Perché la presidente della Bce è contraria alla rivalutazione delle pensioni

Ogni inizio anno in Italia le pensioni - così come pure diversi trattamenti assistenziali, vedi l’assegno unico - vengono adeguate al costo della vita così da mantenerne inalterato il potere d’acquisto. Tuttavia, quello che a tutti gli effetti è uno strumento di sostegno, specialmente per i redditi più bassi, non piace alla presidente della Bce.

Interrogata sull’indicizzazione per legge delle pensioni all’inflazione, infatti, Christine Lagarde ha espresso il proprio disappunto: in periodi come questi in cui la Bce sta facendo il possibile per frenare l’inflazione e renderla stabile intorno al 2%, misure come la rivalutazione rappresentano un ostacolo. Come dimostrato in passato, infatti, strumenti come la nostra perequazione sostengono solo apparentemente i redditi, in quanto in realtà contribuiscono ad alimentare l’inflazione rendendola incontrollabile.

Quindi, se da una parte “rimborsano” i pensionati per la perdita al potere d’acquisto registrata negli ultimi 12 mesi, dall’altra contribuiscono ad alimentare ulteriormente l’ascesa dei prezzi, facendo così scattare un circolo vizioso che potrebbe non arrestarsi mai, con conseguenze importanti anche sulle casse dello Stato in quanto, ovviamente, deve farsi carico dell’incremento.

Sì ai bonus estemporanei

Ma senza rivalutazione, in che modo si possono tutelare coloro che ne pagano le conseguenze?
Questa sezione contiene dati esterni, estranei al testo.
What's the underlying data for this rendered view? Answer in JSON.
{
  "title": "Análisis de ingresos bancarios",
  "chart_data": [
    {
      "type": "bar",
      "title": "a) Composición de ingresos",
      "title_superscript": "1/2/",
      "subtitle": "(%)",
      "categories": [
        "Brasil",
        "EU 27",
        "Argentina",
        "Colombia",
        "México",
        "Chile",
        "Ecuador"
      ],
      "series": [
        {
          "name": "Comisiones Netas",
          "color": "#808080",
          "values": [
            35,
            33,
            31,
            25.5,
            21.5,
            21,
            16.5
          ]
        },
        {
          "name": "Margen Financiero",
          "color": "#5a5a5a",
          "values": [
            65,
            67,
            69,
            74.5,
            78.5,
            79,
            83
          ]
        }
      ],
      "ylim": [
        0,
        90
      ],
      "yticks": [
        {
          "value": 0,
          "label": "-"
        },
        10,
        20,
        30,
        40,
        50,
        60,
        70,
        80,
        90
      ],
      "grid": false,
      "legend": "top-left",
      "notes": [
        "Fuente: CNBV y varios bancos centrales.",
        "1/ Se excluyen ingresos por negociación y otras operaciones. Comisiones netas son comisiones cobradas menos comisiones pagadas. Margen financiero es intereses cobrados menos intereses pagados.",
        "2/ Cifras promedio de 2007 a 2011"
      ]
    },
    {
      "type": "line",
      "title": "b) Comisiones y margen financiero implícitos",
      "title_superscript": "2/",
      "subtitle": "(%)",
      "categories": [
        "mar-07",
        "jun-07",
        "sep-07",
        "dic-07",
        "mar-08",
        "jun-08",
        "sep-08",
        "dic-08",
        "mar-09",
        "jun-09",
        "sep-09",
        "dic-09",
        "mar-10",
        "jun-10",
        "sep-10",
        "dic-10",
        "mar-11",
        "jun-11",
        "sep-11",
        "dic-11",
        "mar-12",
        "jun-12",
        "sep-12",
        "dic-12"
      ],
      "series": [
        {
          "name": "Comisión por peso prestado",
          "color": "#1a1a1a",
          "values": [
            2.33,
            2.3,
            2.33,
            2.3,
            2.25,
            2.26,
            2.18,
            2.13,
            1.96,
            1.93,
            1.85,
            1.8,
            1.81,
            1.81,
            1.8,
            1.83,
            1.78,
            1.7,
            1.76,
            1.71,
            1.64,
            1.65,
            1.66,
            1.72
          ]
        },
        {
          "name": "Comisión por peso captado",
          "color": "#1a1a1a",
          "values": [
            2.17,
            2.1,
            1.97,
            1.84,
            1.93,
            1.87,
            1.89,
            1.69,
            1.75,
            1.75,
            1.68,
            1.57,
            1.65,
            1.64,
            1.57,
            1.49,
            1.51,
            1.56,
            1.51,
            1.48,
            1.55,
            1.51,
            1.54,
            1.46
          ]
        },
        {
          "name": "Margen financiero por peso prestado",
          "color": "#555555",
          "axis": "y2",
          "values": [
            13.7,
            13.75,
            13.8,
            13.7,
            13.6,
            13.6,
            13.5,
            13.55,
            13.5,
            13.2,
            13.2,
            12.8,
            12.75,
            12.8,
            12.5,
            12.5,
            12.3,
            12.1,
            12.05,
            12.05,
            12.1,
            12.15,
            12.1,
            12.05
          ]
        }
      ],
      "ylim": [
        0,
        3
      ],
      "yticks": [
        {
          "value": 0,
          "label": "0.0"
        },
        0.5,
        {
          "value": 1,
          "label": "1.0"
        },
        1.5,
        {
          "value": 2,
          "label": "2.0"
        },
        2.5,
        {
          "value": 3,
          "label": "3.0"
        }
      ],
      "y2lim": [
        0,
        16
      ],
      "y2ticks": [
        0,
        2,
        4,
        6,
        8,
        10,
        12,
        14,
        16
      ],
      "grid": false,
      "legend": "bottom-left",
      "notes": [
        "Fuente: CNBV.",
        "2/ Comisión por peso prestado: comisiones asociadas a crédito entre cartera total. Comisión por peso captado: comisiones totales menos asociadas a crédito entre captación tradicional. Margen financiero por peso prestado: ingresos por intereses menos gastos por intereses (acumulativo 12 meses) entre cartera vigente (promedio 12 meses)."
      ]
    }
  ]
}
Secondo Lagarde in periodi di alta inflazione in cui “molte persone soffrono”, come ad esempio i pensionati a basso reddito, i governi dovrebbero pensare a misure mirate di sostegno - come i bonus - purché estemporanei.

In questo modo, una volta che l’inflazione si arresterà, ad esempio con il calo dei costi dell’energia, si potranno rapidamente eliminare, evitando quindi che possano alimentare l’aumento dei prezzi.

La visione di Lagarde lontana da quella del governo Meloni

Va detto che a oggi le parole della presidente della Bce sembrano essere molto lontane dalle intenzioni del governo Meloni che come detto non è disposto a rinunciare alla rivalutazione né tantomeno ha intenzione di tornare a misure estemporanee come i bonus contro il caro energia (da 200 prima, da 150 euro poi) introdotte dal governo Draghi.

Giorgia Meloni ha più volte ribadito di voler abbandonare l’approccio delle misure una tantum in favore di riforme di lungo periodo, ad esempio con il taglio del cuneo fiscale per gli stipendi.

Le parole della presidente della Bce, quindi, almeno per il momento cadono nel vuoto, per la felicità dei pensionati che non devono temere una stretta definitiva alla rivalutazione. Anzi, come vi abbiamo spiegato qualche giorno fa, proprio in questi mesi stanno accumulando un altro tesoretto che verrà pagato a gennaio prossimo, ossia l’arretrato della rivalutazione dovuto al conguaglio tra tasso provvisorio del 7,3% (applicato dall’Inps) e quello definitivo dell’8,1%. Una differenza dello 0,8% che contribuirà ad aumentare ulteriormente le pensioni, senza dimenticare poi l’incremento per la nuova rivalutazione in base al tasso che verrà registrato per il 2023.